How the Grinch stole telecom

To be accurate, the title above should read “How the Grinch is trying to steal telecom.” I’m going out on a limb and making the assumption that it will soon be a foregone conclusion that network neutrality will be a thing of the past. More on that in a minute. But speaking of telecom, despite the doom and gloom scenarios that have persisted since the dot-com meltdown, the telecom market remains healthy and is minting all kinds of nifty small form factor technology useful in nontelecom systems.

Cornucopia of standards, applications
Forget what you read in 2000 and 2001 about the decimated remains of telecom companies when dot-com turned to dot-bomb. Back then, the Internet’s infrastructure was substantially overbuilt and Sun, Cisco, and others ended up writing off tens of millions of dollars in inventory and customers’ double-booked backlog. Today, dark fiber in the Internet’s core infrastructure is being lit as multimedia applications including IPTV, BitTorrent, and VoIP suck as much bandwidth as is available. Google is building what might be the world’s largest server farm near me on the banks of the Columbia River in The Dalles, Oregon1. That means more servers and line cards, and it also means a need for new telecom standards such as PICMG’s AdvancedTCA and the existing CompactPCI.

At the consumer end, edge systems to perform packet inspection and shaping speed up IP routing and optimize (or throttle) consumer data rates. New equipment is needed to do this, with multicore processors linked via PCI Express or mounted on swappable mezzanine cards such as PICMG’s Advanced Mezzanine Card (AdvancedMC). But horsepower’s not enough: Low-power processors that are equally perfect for smaller embedded systems are needed to offset megawatts of rack-mounted server heat.

Mobile phone penetration hasn’t slowed down either, especially with China’s appetite for all things Western. The Semiconductor Industry Association (SIA) is forecasting 9.8 percent market growth in 2006 to $249.6 billion, and up to a whopping  9.2 percent compound annual growth rate by 2009. Most of this growth is coming from consumer doodads, especially multimedia 3G cell phones. That’s a small form factor computer if there ever was one.

This rosy picture will continue to present myriad opportunities for small form factor vendors and users alike. There’s an initiative afoot from companies such as Kontron and Motorola to create rugged versions of AdvancedMC modules; these might be perfect for harsh environments such as factory automation, subway trains, vehicle data loggers, or military robots. Similarly, what the telecom industry learns about applying the desktop PCI Express serial fabric to embedded applications in AdvancedTCA and CompactPCI cards is directly applicable to next-generation PC/104 variants. Check out the articles about PCI Express in this issue by new PC/104 Consortium President Jonathan Miller, and by Advantech.

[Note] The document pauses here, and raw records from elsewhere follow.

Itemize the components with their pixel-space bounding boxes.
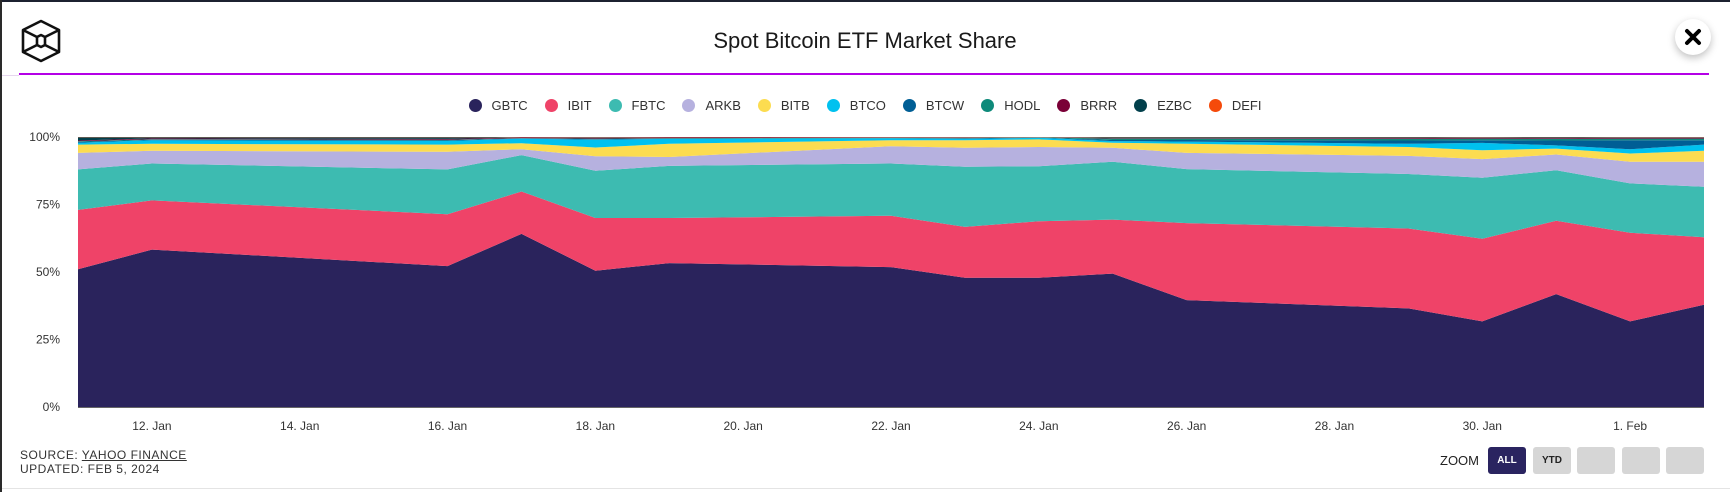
legend-label: BITB xyxy=(780,98,810,113)
zoom-ytd-button[interactable]: YTD xyxy=(1533,447,1571,474)
legend-item-defi[interactable]: DEFI xyxy=(1208,98,1262,113)
legend-dot-icon xyxy=(544,99,558,112)
area-series-ibit[interactable] xyxy=(78,191,1704,322)
bottom-divider xyxy=(2,488,1730,489)
legend-dot-icon xyxy=(1208,99,1222,112)
legend-item-gbtc[interactable]: GBTC xyxy=(468,98,528,113)
zoom-label: ZOOM xyxy=(1440,453,1479,468)
legend-item-ezbc[interactable]: EZBC xyxy=(1134,98,1192,113)
legend-label: FBTC xyxy=(631,98,666,113)
y-tick-label: 25% xyxy=(36,333,60,347)
x-tick-label: 12. Jan xyxy=(132,419,171,433)
legend-dot-icon xyxy=(902,99,916,112)
source-footer: SOURCE: YAHOO FINANCE UPDATED: FEB 5, 20… xyxy=(20,448,187,476)
x-tick-label: 22. Jan xyxy=(871,419,910,433)
legend-label: EZBC xyxy=(1157,98,1192,113)
source-prefix: SOURCE: xyxy=(20,448,82,462)
zoom-button-5[interactable] xyxy=(1666,447,1704,474)
updated-date: UPDATED: FEB 5, 2024 xyxy=(20,462,160,476)
legend-item-btcw[interactable]: BTCW xyxy=(902,98,965,113)
legend-label: HODL xyxy=(1004,98,1041,113)
legend-item-ibit[interactable]: IBIT xyxy=(544,98,592,113)
legend-label: ARKB xyxy=(705,98,741,113)
zoom-button-3[interactable] xyxy=(1577,447,1615,474)
y-tick-label: 50% xyxy=(36,265,60,279)
legend-item-arkb[interactable]: ARKB xyxy=(682,98,741,113)
legend-dot-icon xyxy=(468,99,482,112)
legend-label: DEFI xyxy=(1231,98,1262,113)
legend-label: BRRR xyxy=(1080,98,1118,113)
legend-dot-icon xyxy=(981,99,995,112)
header-divider xyxy=(19,73,1709,75)
window-left-border xyxy=(0,0,2,492)
source-link[interactable]: YAHOO FINANCE xyxy=(81,448,187,462)
legend-item-bitb[interactable]: BITB xyxy=(757,98,810,113)
area-series-arkb[interactable] xyxy=(78,146,1704,187)
x-tick-label: 16. Jan xyxy=(428,419,467,433)
x-tick-label: 24. Jan xyxy=(1019,419,1058,433)
area-series-brrr[interactable] xyxy=(78,137,1704,142)
legend-dot-icon xyxy=(682,99,696,112)
legend-label: BTCO xyxy=(849,98,886,113)
y-tick-label: 75% xyxy=(36,198,60,212)
x-tick-label: 26. Jan xyxy=(1167,419,1206,433)
legend-item-brrr[interactable]: BRRR xyxy=(1057,98,1117,113)
chart-legend: GBTC IBIT FBTC ARKB BITB BTCO BTCW HODL BRRR EZBC… xyxy=(0,98,1730,113)
x-tick-label: 1. Feb xyxy=(1613,419,1647,433)
area-series-fbtc[interactable] xyxy=(78,155,1704,239)
x-tick-label: 20. Jan xyxy=(723,419,762,433)
legend-dot-icon xyxy=(1134,99,1148,112)
legend-dot-icon xyxy=(826,99,840,112)
legend-item-btco[interactable]: BTCO xyxy=(826,98,886,113)
area-series-btcw[interactable] xyxy=(78,137,1704,150)
window-top-border xyxy=(0,0,1730,2)
x-tick-label: 18. Jan xyxy=(576,419,615,433)
zoom-button-4[interactable] xyxy=(1622,447,1660,474)
x-tick-label: 30. Jan xyxy=(1463,419,1502,433)
chart-title: Spot Bitcoin ETF Market Share xyxy=(713,28,1017,53)
legend-dot-icon xyxy=(608,99,622,112)
legend-dot-icon xyxy=(757,99,771,112)
area-series-gbtc[interactable] xyxy=(78,233,1704,407)
legend-item-fbtc[interactable]: FBTC xyxy=(608,98,666,113)
close-button[interactable] xyxy=(1675,19,1711,55)
x-tick-label: 14. Jan xyxy=(280,419,319,433)
zoom-all-button[interactable]: ALL xyxy=(1488,447,1526,474)
area-series-ezbc[interactable] xyxy=(78,137,1704,141)
header-divider-faint xyxy=(2,75,19,76)
x-tick-label: 28. Jan xyxy=(1315,419,1354,433)
y-tick-label: 100% xyxy=(29,130,60,144)
legend-label: BTCW xyxy=(925,98,965,113)
legend-item-hodl[interactable]: HODL xyxy=(981,98,1040,113)
area-series-btco[interactable] xyxy=(78,137,1704,154)
close-x-icon xyxy=(1685,29,1701,45)
legend-dot-icon xyxy=(1057,99,1071,112)
area-series-bitb[interactable] xyxy=(78,139,1704,162)
hexagon-cube-logo-icon xyxy=(21,19,61,63)
legend-label: IBIT xyxy=(567,98,592,113)
legend-label: GBTC xyxy=(491,98,528,113)
y-tick-label: 0% xyxy=(43,400,61,414)
area-series-hodl[interactable] xyxy=(78,137,1704,142)
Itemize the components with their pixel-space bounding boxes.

Net neutrality will probably fail
But there’s a dark side to telecom too. Internet technology and connectivity is so integral to our embedded market that I’m in favor of network neutrality. You might be unaware of the battle brewing over the speed of the Internet. This is a subject as long and intriguing as any Ludlum novel, so I’ll keep it brief2. In a nutshell, a number of large telephone ISPs are lobbying Congress and the FCC for a multi-tiered Internet with a data rate directly proportional to a consumer’s payment. On the surface, this sounds fair to me as I already pay a higher rate for a faster cable connection. But hold on a moment.

The issue has sparked controversy and loud cries from consumer advocate groups such as the EFF and senators like  Ron Wyden (D-Ore.) because of the “chilling effects” on small business, rural communities, and lower-income individuals who might be financially restricted to a slower Internet connection. The argument is that the Internet is so essential to 21st century life that everyone needs fair and maximum access. Since its inception, the Internet has been the great equalizer, yielding unheard of business, economic, and social bounty for everyone while smashing previously accepted paradigms and business hegemonies.

In addition, companies such as Microsoft (MSN), Google, and others are worried they’d be forced to pay for more bandwidth to their server search farms at the same time the recipients at the other end of the pipe are paying more for content delivery. This double-dipping squeeze play has most technology pundits up-in-arms. Alas, as we went to press, indications are that Congress and the FCC are writing legislation in favor of a tiered Internet. Interestingly, while the telecos are supplying the political inertia in Washington, the rival broadband cable companies are staying mum.

Only the status quo of network neutrality will mean business as usual; a multi-tiered Internet will affect our market in unknown ways.